The Paramount Ballroom was once the grand dame of Shanghai’s nightclub scene in the ‘30s, back when the city was renowned as the “Paris of the east” and Charlie Chaplin was a revered guest. Tonight, Moschino’s creative director Jeremy Scott celebrated the global launch of his Moschino X Budweiser collection with a dinner and a party in its Art Deco halls.
“I like things that are unexpected,” he remarked as Jasmine Chen performed a series of Chinese jazz classics including “Shanghai Night” and “Rose Rose, I Love You” on stage. (To note: Chen gained higher visibility with an international audience after appearing in Crazy Rich Asians.)
Well-known for merging mass-market cues with a high fashion spin, Scott and Budweiser (“the world’s most enjoyed beer”) already had some shared history. Not only did the designer feature a ‘Budweiser dress’ in his debut collection at Moschino in 2014 (which re-entered the public consciousness via this year’s Camp: Notes on Fashion exhibition at the Met), but, going back to the very beginning, one will find that they both hail from Missouri.
“It’s something that I grew up around. The iconography is such a big part of America and Americana, I love that pop culture element.” It came full circle when Budweiser approached Scott about a collaboration, which resulted in two limited edition beer bottles for the Chinese market, and a 15-piece limited edition collection available worldwide today. An American re-working something so intrinsically U.S.-of-A. for an Italian fashion brand to debut in Shanghai? It’s this exact combination of the unpredictable that was so attractive for Scott.
It surely won’t be long before the collection shows up on Scott stalwarts like Miley Cyrus, Katy Perry and Lana Del Rey, but the focus, the designer promises, is on the wearable. “There are a lot of things for people to interpret,” ranging from sweatpants to a swimsuit that can be paired with jeans, bags playfully shaped like beer cans and more affordable pieces like earrings and Moschino’s much beloved iPhone cases.
As he wraps up this project and concludes his trip to Asia, Scott talks to W about fun and festivities, and why the holiday season is the perfect time to take a break from it all.
W: How would you describe your aesthetic… in a cocktail?
Scott: A Kir Royale! Something sweet and fruity, but sophisticated and bubbly at the same time.

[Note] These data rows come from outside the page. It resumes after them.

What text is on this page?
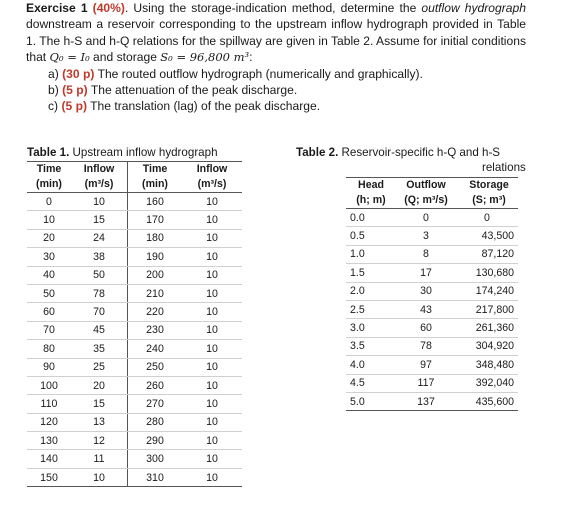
Exercise 1 (40%). Using the storage-indication method, determine the outflow hydrograph downstream a reservoir corresponding to the upstream inflow hydrograph provided in Table 1. The h-S and h-Q relations for the spillway are given in Table 2. Assume for initial conditions that Q₀ = I₀ and storage S₀ = 96,800 m³:

a) (30 p) The routed outflow hydrograph (numerically and graphically).
b) (5 p) The attenuation of the peak discharge.
c) (5 p) The translation (lag) of the peak discharge.
Table 1. Upstream inflow hydrograph
Time	Inflow	Time	Inflow
(min)	(m³/s)	(min)	(m³/s)
0	10	160	10
10	15	170	10
20	24	180	10
30	38	190	10
40	50	200	10
50	78	210	10
60	70	220	10
70	45	230	10
80	35	240	10
90	25	250	10
100	20	260	10
110	15	270	10
120	13	280	10
130	12	290	10
140	11	300	10
150	10	310	10
Table 2. Reservoir-specific h-Q and h-S
relations
Head	Outflow	Storage
(h; m)	(Q; m³/s)	(S; m³)
0.0	0	0
0.5	3	43,500
1.0	8	87,120
1.5	17	130,680
2.0	30	174,240
2.5	43	217,800
3.0	60	261,360
3.5	78	304,920
4.0	97	348,480
4.5	117	392,040
5.0	137	435,600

Halloween has just concluded, and it seemed like everybody was going all out this year. The timing of your Halloween-themed Resort 2020 collection was spot on.
I was just in Tokyo during Halloween for the first time and I was shocked! There were police everywhere at the Shibuya intersection, trying to keep things organized because there were so many excited people in costume.
What was the response to your show like?
It was probably one of my most exciting shows because it was live theater. For a normal show, there is a pace and timing that’s understood, so even for me this was a totally different experience. I had these different monitors and I was directing the models who were all coming in from different places on the Universal Studios lot, it felt like you were in a movie, watching it live.
Do you still find social media engaging or do you feel Instagram is played out?
It’s still great to be able to share things and it’s still very valid, but though it sounds ‘dodo-ish,’ I do worry sometimes about setting unrealistic expectations for kids…
Being based in LA, do you feel you are more in the thick of it?
Definitely, the city is such an antennae to the world. Compared to 10 or 15 years ago, with pop culture and the world we live in now, everything goes through LA. Whether it’s happening in China, Korea or Europe, there’s always a bit of Hollywood mixed into it.
Any fun vacation plans coming up?
For Thanksgiving, I’m going to go see my family in Kansas City but I haven’t planned Christmas yet. I would love to go to the Maldives, cold and snowy just isn’t my vibe. Give me beautiful sunsets and warm ocean water!
Do you deck the halls during holiday season?
I’m always busy working, so why am I going to put my house through that just to take it down, when I’m not even here?
How do you like to bring in the new year?
There’s so much pressure for it to be a big night it’s almost like asking for failure. For my job, I have such wonderful events like tonight all year around, I don’t need that one party.